Kira Yarmysh, exiled spokesperson for jailed opposition leader Alexei Navalny, in a tweet:

“An old man, mad in his self-isolation, stands alone on the podium …, coughs and says something about the Nazis of NATO. I don’t think even the most devoted Putin supporter will believe that this is an image of victory.”

Exiled Kremlin critic and Russian ex-oligarch Mikhail Khodorkovsky, in a tweet:

“On May 9, 1945, the Nazis who bombed Kyiv at 4 a.m. on June 22, 1941, capitulated. At 4 a.m. on February 24, 2022, under the signs of fascist evil spirits, Kyiv was again bombed. The descendants of some of the victors. Who have become fascists.”

Allies of jailed political activist Andrei Pivovarov tweeted from his account: “Putin laid flowers at memorials to the Hero Cities of Kyiv and Odesa. No comment required.”

Gennady Gudkov, an exiled former lawmaker and member of the liberal opposition, tweeted:

“Putin repeated quotes from the zombie drawer… So the Kremlin no longer has any tricks in store. Now Putin’s defeat is a matter of time!”
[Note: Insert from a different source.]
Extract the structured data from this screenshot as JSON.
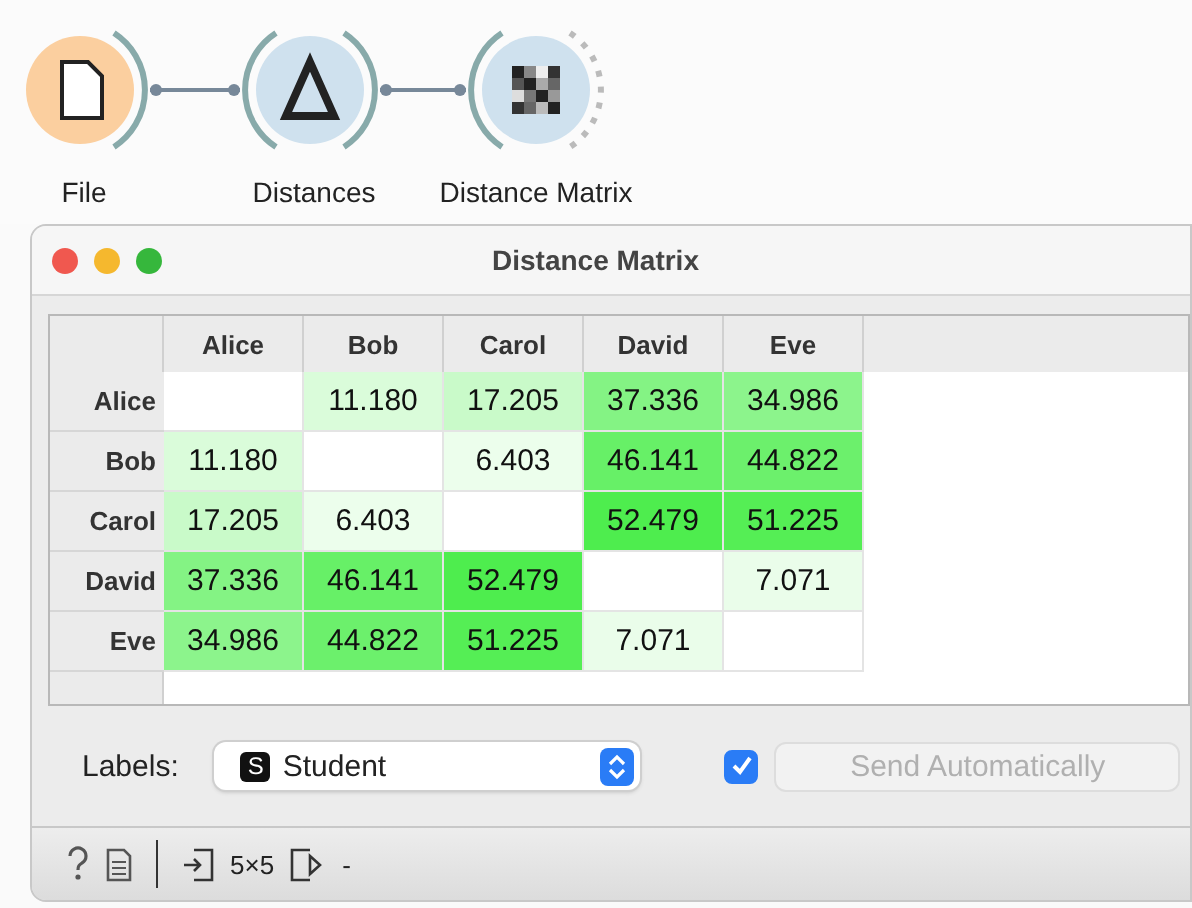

Michael McFaul, former U.S. ambassador to Russia, tweeted: “On Victory Day, Putin is losing his war in Ukraine. Time for Russian soldiers to go home.”

Sergei Nechaev, Russia’s ambassador to Germany, at a Victory Day commemoration at Berlin’s Brandenburg Gate:

“At the time, Ukraine was part of the Soviet Union and the Ukrainian soldiers were also heroes who fought in the Red Army. We don’t divide this victory into national entities.”

Moscow resident Larisa at the Victory Day parade:

“I teach at a community college and our boys support it… Not only teachers but the kids too. They support the military operation.”

Olga, participating in St Petersburg’s immortal regiment march commemorating Russians who fought in World War Two:

“I have a son, who is now finishing his master’s, I’m really worried about him. Really. I know many mothers whose sons are now of conscription age. Those mothers do not know what to do with themselves… They’re trying to find any way to save their children from going to this war.” 

Russian satellite television menus were briefly altered to show Moscow viewers messages about the war including: “You have the blood of thousands of Ukrainians and hundreds of dead children on your hands,” “The TV and the authorities are lying. No to war.”